Кузьму поместили в узенькую каморку, потолок которой был настолько низким, что при входе он стукнулся об него головою. Стены сырые, наверху отверстие вместо окошка. Смахнув с узенькой кровати грязную солому, Кузьма лег. Под утро он проснулся от звука, похожего на тихое мурлыканье кошки. Повернул голову — в отверстии окна мерцал слабый, полуслепой свет. С потолка падали капли. А возле левой стены увидел стоящего на коленях человека. Он тихо молился. Его, видимо, привели ночью.
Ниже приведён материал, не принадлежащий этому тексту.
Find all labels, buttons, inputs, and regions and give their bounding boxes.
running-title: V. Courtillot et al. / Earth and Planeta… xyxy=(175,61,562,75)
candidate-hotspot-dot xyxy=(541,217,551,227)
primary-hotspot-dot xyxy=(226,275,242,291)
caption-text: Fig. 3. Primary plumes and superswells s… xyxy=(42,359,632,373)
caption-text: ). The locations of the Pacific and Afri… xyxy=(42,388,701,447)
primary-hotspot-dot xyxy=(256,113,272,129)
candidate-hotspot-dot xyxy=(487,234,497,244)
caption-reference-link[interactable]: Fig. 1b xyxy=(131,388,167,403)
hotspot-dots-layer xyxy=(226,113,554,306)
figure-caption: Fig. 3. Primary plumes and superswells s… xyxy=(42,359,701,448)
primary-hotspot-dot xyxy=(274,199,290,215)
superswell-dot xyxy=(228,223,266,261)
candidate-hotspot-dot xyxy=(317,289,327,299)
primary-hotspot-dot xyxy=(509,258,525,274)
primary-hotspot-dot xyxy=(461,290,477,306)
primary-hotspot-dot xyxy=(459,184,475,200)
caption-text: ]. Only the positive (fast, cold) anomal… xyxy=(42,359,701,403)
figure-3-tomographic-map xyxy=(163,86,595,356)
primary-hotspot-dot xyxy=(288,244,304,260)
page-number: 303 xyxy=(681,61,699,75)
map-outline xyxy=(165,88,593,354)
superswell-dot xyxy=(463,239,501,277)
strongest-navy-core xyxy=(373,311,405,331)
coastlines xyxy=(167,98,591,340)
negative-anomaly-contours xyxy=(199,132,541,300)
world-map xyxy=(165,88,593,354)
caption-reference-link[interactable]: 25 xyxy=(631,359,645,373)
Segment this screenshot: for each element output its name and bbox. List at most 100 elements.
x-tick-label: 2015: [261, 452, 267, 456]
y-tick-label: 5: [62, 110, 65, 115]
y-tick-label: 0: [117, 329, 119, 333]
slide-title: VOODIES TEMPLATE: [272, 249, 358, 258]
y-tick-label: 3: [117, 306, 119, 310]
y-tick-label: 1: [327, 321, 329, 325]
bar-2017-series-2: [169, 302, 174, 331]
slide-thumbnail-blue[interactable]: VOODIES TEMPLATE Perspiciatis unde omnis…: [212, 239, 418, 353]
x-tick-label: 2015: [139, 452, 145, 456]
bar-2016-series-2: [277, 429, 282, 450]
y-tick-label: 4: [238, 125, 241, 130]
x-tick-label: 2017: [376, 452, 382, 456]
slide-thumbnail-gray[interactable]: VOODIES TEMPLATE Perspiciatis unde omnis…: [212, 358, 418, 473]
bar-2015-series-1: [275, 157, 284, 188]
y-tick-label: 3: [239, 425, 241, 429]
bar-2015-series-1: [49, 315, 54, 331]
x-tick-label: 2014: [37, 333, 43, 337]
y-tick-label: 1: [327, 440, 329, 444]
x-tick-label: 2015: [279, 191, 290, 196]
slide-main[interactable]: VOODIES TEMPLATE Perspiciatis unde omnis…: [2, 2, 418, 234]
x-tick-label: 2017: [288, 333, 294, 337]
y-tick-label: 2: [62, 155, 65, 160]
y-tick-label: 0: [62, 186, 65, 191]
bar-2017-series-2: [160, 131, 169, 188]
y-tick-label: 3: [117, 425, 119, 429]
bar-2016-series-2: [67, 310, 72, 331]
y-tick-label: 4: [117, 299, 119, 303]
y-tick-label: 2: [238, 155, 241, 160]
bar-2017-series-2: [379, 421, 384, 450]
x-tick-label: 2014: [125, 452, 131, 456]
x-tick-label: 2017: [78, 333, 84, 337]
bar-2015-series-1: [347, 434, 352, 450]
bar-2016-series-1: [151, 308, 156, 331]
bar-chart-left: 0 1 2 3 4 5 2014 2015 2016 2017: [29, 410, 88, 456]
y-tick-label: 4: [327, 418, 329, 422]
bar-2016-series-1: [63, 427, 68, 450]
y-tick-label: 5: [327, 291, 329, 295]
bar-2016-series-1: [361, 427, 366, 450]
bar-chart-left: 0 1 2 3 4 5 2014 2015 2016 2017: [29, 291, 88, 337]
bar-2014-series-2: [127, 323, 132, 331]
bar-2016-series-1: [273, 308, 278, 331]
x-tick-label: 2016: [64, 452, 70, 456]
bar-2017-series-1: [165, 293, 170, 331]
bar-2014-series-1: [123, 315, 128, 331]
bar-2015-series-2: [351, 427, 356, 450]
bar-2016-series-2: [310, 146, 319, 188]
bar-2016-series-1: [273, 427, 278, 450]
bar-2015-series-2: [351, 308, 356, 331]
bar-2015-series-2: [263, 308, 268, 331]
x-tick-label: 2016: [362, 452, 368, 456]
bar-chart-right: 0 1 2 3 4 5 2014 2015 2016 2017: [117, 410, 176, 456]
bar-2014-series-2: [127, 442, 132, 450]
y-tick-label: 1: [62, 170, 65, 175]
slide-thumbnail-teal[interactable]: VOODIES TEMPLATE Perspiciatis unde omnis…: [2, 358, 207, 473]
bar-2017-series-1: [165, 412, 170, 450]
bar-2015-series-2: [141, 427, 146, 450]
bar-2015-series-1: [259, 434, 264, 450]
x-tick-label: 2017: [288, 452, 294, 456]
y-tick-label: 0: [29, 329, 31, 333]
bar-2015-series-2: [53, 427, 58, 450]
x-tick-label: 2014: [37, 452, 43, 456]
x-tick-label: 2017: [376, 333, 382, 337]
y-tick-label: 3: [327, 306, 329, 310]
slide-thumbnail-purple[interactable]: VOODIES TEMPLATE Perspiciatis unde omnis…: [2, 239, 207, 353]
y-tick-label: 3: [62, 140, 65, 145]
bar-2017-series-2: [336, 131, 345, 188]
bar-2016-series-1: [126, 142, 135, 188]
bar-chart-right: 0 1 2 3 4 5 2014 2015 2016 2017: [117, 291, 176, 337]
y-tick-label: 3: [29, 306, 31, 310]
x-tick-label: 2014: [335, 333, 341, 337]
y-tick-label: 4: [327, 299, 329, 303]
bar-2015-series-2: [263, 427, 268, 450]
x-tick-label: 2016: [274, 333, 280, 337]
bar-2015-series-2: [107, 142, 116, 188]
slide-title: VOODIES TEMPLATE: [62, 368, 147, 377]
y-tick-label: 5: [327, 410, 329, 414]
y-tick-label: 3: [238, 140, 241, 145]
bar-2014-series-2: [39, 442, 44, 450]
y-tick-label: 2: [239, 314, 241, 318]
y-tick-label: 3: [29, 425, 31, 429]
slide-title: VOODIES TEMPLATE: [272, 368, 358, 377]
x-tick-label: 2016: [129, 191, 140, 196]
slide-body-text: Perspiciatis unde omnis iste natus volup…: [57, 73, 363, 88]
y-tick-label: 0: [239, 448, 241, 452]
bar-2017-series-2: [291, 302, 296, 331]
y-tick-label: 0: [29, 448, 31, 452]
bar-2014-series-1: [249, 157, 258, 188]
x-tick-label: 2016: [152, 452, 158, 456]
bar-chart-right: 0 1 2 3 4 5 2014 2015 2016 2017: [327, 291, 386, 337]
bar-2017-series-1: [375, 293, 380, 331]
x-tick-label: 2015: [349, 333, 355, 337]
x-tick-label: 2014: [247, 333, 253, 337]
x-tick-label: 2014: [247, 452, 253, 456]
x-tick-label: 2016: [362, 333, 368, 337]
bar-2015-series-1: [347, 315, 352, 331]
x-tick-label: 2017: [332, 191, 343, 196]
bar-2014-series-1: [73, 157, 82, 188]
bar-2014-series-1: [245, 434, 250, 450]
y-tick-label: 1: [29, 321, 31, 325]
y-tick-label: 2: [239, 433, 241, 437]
— Доброго здоровья тебе, сосед! — сказал он, заметив, что Кузьма проснулся. Это был парень лет двадцати пяти. Лицо бледное, глаза туманные. Встал, стряхнул пыль с колен. Грязная рубашка на нем висела как на колу.
Заметив, что у парня тонкие, длинные и белые пальцы, Кузьма усмехнулся:
— Сын дворянский нешто? Чем же провинился?
— Я дьяконом служил, — из-за посиневших губ парня показались желтые зубы. Он собрался еще что-то сказать, но вошел тюремщик и увел его чистить двор.
Кузьму следом за ним тоже вытолкали на улицу. Там уже сотня арестантов разгребала снег, а заодно и умывалась им. Сыпались проклятия в адрес надзирателей и полицейских. Ругали губернатора Руновского. Кузьма рассматривал тюрьму. С четырех сторон она была загорожена высоким частоколом, над которым тянулась колючая проволока. Все пять длинных казарм сложены из дикого камня, вместо окон — маленькие дырки.